Толстой же полагал, что религиозно-нравственный закон был и будет единым для всех всегда, т. е. он неподвластен времени и, следовательно, не зависит от исторических перемен. По-видимому, Лев Николаевич ошибался и, не исключено, догадывался о своей ошибке. Во всяком случае, в его последней книге «Путь жизни», где собраны религиозно-этические наставления самых выдающихся, с точки зрения Толстого, мыслителей человечества, зияют огромные временные провалы. Помимо евангелистов, Толстой чаще всего цитирует Иммануила Канта (35 сентенций), Блеза Паскаля (около 30 цитат), Ангелуса Силезиуса (25), Марка Аврелия, Артура Шопенгауэра, Ральфа Уолдо Эмерсона (по 17), Эпиктета (14), Джона Рёскина и Анри Амиеля (по 13), Сократа, Сенеку, Лао-цзы, Конфуция, Магомета, Григория Сковороду и Генри Джорджа (по 11), Генри Торо и Уильяма Чэннинга (по 8).
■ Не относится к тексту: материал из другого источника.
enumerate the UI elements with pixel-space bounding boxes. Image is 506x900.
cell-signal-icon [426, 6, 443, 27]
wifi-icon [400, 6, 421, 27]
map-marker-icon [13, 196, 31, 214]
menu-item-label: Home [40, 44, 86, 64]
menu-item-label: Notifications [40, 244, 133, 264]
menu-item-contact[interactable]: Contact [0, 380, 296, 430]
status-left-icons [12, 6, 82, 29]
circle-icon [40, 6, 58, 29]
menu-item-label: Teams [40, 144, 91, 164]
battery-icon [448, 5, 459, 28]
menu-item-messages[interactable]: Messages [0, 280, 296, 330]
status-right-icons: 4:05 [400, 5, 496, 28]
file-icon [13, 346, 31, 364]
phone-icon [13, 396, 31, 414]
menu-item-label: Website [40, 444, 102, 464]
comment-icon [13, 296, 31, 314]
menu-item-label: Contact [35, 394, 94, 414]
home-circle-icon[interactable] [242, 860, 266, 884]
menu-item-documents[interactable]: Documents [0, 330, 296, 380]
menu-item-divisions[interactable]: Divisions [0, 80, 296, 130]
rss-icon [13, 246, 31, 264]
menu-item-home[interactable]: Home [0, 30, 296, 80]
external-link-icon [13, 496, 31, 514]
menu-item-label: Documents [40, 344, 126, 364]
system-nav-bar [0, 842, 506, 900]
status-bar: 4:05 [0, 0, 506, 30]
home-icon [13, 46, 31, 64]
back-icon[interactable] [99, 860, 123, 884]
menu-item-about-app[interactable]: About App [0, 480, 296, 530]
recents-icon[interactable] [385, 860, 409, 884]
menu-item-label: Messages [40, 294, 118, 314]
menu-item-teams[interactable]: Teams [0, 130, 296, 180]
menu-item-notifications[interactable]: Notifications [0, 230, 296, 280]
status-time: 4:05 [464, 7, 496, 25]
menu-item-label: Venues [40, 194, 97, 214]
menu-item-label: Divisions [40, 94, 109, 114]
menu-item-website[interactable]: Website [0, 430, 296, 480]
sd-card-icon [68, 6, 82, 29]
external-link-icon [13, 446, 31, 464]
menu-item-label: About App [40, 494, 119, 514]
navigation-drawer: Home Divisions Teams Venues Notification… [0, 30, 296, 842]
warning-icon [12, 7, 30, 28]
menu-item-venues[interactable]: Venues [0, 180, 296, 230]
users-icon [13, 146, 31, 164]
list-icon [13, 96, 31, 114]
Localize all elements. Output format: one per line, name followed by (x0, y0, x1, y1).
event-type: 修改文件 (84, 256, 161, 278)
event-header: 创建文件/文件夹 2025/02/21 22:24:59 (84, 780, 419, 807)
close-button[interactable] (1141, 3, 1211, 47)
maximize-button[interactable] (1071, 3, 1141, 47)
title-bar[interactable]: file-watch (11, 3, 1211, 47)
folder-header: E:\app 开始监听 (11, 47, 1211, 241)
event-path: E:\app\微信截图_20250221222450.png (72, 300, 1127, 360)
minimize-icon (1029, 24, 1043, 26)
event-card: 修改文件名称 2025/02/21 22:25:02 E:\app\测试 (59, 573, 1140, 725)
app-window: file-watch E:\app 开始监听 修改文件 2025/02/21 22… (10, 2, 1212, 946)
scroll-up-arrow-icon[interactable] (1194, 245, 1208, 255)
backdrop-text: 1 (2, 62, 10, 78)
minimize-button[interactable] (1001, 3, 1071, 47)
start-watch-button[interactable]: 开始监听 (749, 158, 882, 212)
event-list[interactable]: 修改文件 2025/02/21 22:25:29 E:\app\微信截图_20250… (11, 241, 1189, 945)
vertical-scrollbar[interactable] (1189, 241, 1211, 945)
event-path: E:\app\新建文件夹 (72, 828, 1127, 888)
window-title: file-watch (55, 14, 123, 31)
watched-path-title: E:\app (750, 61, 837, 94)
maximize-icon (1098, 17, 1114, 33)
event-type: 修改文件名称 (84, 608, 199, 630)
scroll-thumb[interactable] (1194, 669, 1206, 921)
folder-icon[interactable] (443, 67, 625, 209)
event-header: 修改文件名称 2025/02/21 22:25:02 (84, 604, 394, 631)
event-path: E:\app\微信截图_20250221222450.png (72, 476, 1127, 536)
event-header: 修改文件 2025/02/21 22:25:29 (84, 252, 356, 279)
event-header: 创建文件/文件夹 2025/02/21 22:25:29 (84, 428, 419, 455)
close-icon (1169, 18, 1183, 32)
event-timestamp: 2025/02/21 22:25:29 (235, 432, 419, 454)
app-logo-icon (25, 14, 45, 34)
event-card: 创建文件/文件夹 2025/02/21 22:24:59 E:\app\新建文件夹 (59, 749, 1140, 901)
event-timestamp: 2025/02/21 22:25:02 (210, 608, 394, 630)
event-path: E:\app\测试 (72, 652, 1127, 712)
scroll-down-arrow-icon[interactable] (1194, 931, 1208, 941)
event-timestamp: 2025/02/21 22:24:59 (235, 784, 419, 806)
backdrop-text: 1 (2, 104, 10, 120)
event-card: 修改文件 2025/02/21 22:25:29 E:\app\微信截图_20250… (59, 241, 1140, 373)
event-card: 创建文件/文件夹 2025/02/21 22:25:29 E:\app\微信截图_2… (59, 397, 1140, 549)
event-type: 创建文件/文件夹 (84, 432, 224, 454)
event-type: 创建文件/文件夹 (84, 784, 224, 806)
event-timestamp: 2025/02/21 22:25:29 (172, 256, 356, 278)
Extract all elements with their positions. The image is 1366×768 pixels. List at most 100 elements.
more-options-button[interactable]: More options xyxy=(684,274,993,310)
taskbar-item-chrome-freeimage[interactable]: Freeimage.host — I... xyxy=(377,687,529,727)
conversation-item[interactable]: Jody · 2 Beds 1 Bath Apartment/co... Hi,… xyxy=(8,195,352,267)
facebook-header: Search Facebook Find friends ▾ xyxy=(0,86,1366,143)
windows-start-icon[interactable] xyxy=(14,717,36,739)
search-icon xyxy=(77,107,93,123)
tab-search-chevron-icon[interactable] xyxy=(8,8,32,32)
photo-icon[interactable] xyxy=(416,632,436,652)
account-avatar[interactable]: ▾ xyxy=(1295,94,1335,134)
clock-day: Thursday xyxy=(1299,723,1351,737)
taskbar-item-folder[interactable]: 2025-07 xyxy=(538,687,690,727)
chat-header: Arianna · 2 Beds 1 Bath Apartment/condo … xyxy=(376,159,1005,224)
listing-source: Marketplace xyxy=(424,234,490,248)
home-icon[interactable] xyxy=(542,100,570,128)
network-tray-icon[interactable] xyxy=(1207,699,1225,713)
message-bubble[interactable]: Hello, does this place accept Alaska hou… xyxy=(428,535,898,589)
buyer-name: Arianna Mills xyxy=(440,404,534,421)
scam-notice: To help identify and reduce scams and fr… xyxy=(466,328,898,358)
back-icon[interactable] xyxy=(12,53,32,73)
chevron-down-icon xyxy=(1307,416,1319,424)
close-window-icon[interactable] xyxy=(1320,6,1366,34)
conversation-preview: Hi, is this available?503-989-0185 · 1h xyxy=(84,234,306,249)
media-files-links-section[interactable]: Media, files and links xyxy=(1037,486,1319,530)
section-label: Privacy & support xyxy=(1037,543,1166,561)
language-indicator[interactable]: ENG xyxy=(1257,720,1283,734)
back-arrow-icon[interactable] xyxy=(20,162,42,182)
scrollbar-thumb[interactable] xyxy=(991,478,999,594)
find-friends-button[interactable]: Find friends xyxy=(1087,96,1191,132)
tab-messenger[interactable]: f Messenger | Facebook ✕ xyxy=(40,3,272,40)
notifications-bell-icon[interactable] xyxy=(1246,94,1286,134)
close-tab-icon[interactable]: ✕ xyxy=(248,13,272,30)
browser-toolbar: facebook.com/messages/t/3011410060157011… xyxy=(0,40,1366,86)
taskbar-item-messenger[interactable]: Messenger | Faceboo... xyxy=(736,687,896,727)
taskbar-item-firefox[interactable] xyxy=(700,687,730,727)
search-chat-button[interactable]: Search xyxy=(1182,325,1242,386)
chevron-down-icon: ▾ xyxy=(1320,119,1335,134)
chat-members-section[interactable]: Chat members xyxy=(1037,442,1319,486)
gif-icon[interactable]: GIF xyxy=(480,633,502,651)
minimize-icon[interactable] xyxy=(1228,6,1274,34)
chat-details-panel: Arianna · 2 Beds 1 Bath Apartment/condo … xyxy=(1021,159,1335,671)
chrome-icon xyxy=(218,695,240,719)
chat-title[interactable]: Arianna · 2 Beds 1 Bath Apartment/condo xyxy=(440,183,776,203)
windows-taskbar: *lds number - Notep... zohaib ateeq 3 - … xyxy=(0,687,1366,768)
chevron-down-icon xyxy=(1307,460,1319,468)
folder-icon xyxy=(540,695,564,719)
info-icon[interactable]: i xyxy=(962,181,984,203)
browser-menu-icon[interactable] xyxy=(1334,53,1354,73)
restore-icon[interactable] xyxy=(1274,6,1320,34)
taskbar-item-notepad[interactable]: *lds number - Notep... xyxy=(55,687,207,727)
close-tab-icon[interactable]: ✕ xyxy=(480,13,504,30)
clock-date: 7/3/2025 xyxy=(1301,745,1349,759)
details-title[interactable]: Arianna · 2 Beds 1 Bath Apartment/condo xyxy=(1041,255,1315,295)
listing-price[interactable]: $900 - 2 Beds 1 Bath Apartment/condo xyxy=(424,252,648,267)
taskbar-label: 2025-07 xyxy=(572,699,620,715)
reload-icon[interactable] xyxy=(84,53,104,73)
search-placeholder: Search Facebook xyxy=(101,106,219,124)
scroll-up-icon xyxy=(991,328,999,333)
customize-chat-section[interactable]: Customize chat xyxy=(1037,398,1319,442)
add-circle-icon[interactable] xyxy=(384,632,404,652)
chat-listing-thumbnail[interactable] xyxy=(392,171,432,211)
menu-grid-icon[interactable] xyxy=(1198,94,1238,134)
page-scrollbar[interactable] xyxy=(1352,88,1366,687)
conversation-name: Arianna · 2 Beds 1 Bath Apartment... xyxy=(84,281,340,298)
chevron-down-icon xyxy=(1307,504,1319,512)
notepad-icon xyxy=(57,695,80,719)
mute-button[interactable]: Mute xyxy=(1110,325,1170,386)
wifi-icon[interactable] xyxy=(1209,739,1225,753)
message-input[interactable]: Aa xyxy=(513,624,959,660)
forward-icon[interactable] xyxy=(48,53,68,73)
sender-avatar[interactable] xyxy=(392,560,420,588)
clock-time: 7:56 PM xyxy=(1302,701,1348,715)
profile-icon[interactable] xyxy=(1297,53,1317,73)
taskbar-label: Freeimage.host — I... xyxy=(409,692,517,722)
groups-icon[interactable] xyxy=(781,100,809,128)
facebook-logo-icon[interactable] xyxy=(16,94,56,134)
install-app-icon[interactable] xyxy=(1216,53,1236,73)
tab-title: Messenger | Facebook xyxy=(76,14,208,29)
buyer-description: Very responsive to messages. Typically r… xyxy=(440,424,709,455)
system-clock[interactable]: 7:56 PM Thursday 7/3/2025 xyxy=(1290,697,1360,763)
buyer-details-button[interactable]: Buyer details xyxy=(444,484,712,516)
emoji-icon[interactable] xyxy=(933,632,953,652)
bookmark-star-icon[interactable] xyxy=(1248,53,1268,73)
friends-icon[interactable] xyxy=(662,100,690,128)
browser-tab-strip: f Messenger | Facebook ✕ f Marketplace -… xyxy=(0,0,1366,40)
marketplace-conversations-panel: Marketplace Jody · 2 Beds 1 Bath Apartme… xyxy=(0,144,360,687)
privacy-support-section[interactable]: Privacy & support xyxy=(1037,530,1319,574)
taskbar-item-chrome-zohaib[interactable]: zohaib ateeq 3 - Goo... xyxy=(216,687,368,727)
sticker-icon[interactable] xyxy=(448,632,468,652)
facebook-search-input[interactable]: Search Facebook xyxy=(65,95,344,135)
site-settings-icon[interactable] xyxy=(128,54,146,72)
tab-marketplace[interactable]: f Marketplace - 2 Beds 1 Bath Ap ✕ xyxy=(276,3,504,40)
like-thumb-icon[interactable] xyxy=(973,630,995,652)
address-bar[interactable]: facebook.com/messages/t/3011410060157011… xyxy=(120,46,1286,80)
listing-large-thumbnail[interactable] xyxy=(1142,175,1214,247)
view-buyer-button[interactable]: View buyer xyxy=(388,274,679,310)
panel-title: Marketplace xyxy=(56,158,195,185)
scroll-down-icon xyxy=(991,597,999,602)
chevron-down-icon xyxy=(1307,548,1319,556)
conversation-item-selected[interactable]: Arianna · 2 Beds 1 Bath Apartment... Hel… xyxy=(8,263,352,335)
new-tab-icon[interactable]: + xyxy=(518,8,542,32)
Проанализировав этот список, нетрудно заметить, что Лев Толстой явно отдает предпочтение мыслителям древности (семь мудрецов) и Нового времени – того, что наступило после Реформации (одиннадцать человек). Эпоха Средних веков – время тотального господства в Европе христианского мировоззрения – почти пропущена (несколько раз цитируется лишь Франциск Ассизский). Почти нет в книге гуманистов Ренессанса – однократно цитируется Эразм Роттердамский, да еще в качестве объекта острой критики упоминается Макиавелли. Из лидеров Реформации здесь присутствует только Лютер (цитируется всего лишь два раза). Что же касается Нового времени, то в книге почти не представлены позиции просветителей, нет Гегеля, Шеллинга, Гете, позитивистов, марксистов и ницшеанцев, а между тем, именно эти люди больше других влияли на мировоззрение европейцев в эпоху модерна. Так что полагать, будто Толстой действительно собрал в своей книге образцы мудрости всех времен и народов, нет, пожалуй, никаких оснований.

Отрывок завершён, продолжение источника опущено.